Owner, designer and main blogger behind Rabid Reads. I also offer virtual assistance to authors and web maintenance services. rabidreads.ca
*Please note that although Julie is no longer blogging, I have permission to recycle some of her old questions. You can see her previous answers by clicking on the post graphic.
This happens to me on a fairly regular basis; it’s not usually a MASSIVE change, like say from 2-stars to 5, but I tend to rate my books on GoodReads immediately after I have finished reading them, write a couple of lines about my initial thoughts, and then will type up my review a few days (weeks… months…) later. I often find that I’ll forget parts of a story, especially if it’s a novel that’s taken me more than 48 hours to complete, or I had several titles on the go simultaneously, only to have the pieces fall back into place while I’m in the process of drafting my post.
My preliminary rating is based on my opinion of a book at that point in time, and the ending can play a huge role in that. I try to take notes while I’m reading for precisely this reason because although a strong finish can squeeze an extra star out of me on the spot; I like giving my followers the full picture, and think that it’s important to not let a mind blowing conclusion eclipse the elements that didn’t jive quite as well. The reverse is of course true as well, if the final pages sucked the big one, but the rest of the novel was A+, that should be taken into account too.

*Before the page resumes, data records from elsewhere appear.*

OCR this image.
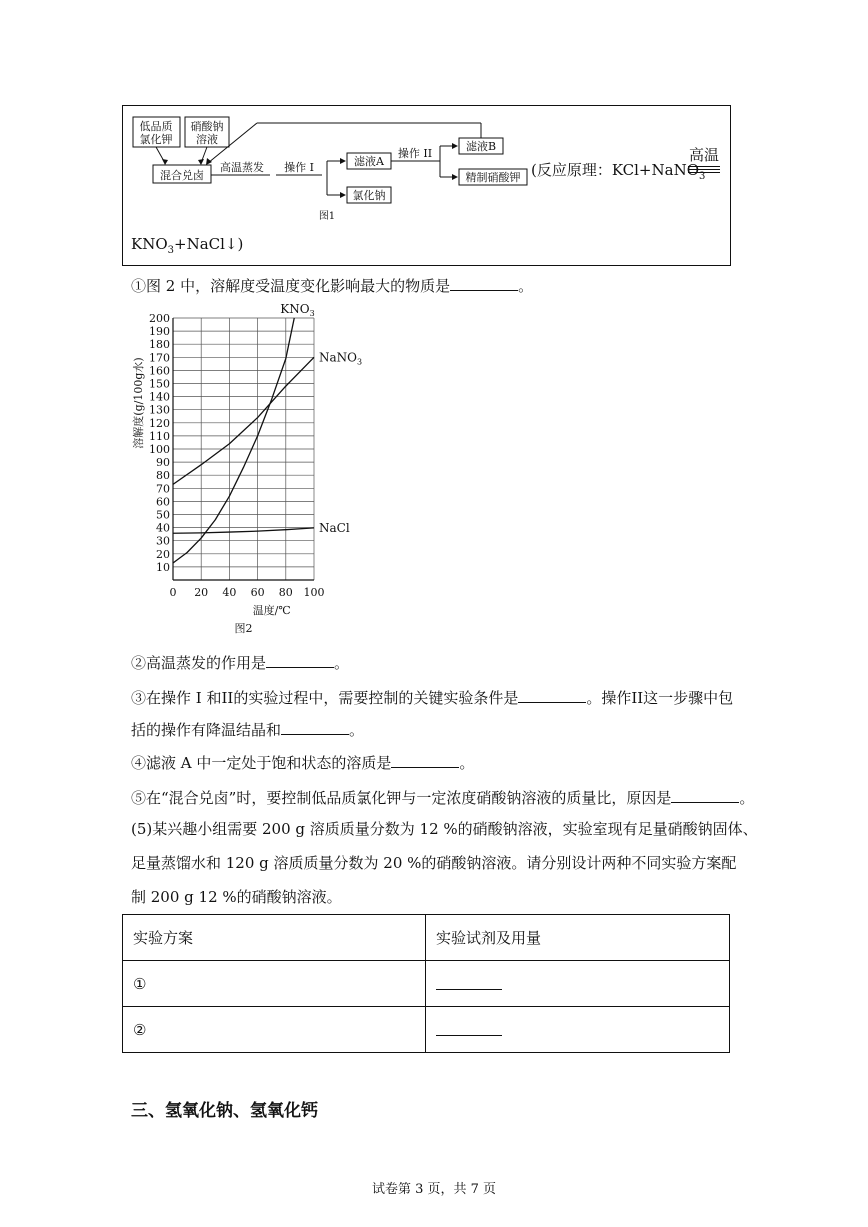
低品质
氯化钾
硝酸钠
溶液
混合兑卤
高温蒸发 操作 I	滤液A
操作 II
滤液B
精制硝酸钾
氯化钠
图1
(反应原理：KCl+NaNO$_3$
高温
$KNO_3+NaCl↓$)
①图 2 中，溶解度受温度变化影响最大的物质是	。
10
20
30
40
50
60
70
80
90
100
110
120
130
140
150
160
170
180
190
200
0 20 40 60 80 100
溶解度(g/100g水)
温度/℃
图2
$KNO_3$
NaNO$_3$
NaCl
②高温蒸发的作用是	。
③在操作 I 和II的实验过程中，需要控制的关键实验条件是	。操作II这一步骤中包
括的操作有降温结晶和	。
④滤液 A 中一定处于饱和状态的溶质是	。
⑤在“混合兑卤”时，要控制低品质氯化钾与一定浓度硝酸钠溶液的质量比，原因是	。
(5)某兴趣小组需要 200 g 溶质质量分数为 12 %的硝酸钠溶液，实验室现有足量硝酸钠固体、
足量蒸馏水和 120 g 溶质质量分数为 20 %的硝酸钠溶液。请分别设计两种不同实验方案配
制 200 g 12 %的硝酸钠溶液。
实验方案	实验试剂及用量
①	
②	
三、氢氧化钠、氢氧化钙
试卷第 3 页，共 7 页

For those of you who follow me on GoodReads, you’ve probably noticed that sometimes I’ll flat out say that my rating may change once I write my review. That’s my way of saying that even though I enjoyed a title, my overall feelings are a bit of a jumbled mess, so I need to let the story sink in for a couple of days. Once I’ve posted my feedback though, I don’t go back on my star count; the only exceptions to this rule are re-reads. When a series wraps-up, I’ll occasionally start from the beginning just to get a feel for the whole picture, and that can have a dramatic impact on my rating because it allows me to catch stuff I missed the first time around, or I’ve since gained a better appreciation of what the author was trying to accomplish now that I have a better understanding of what the end goal is.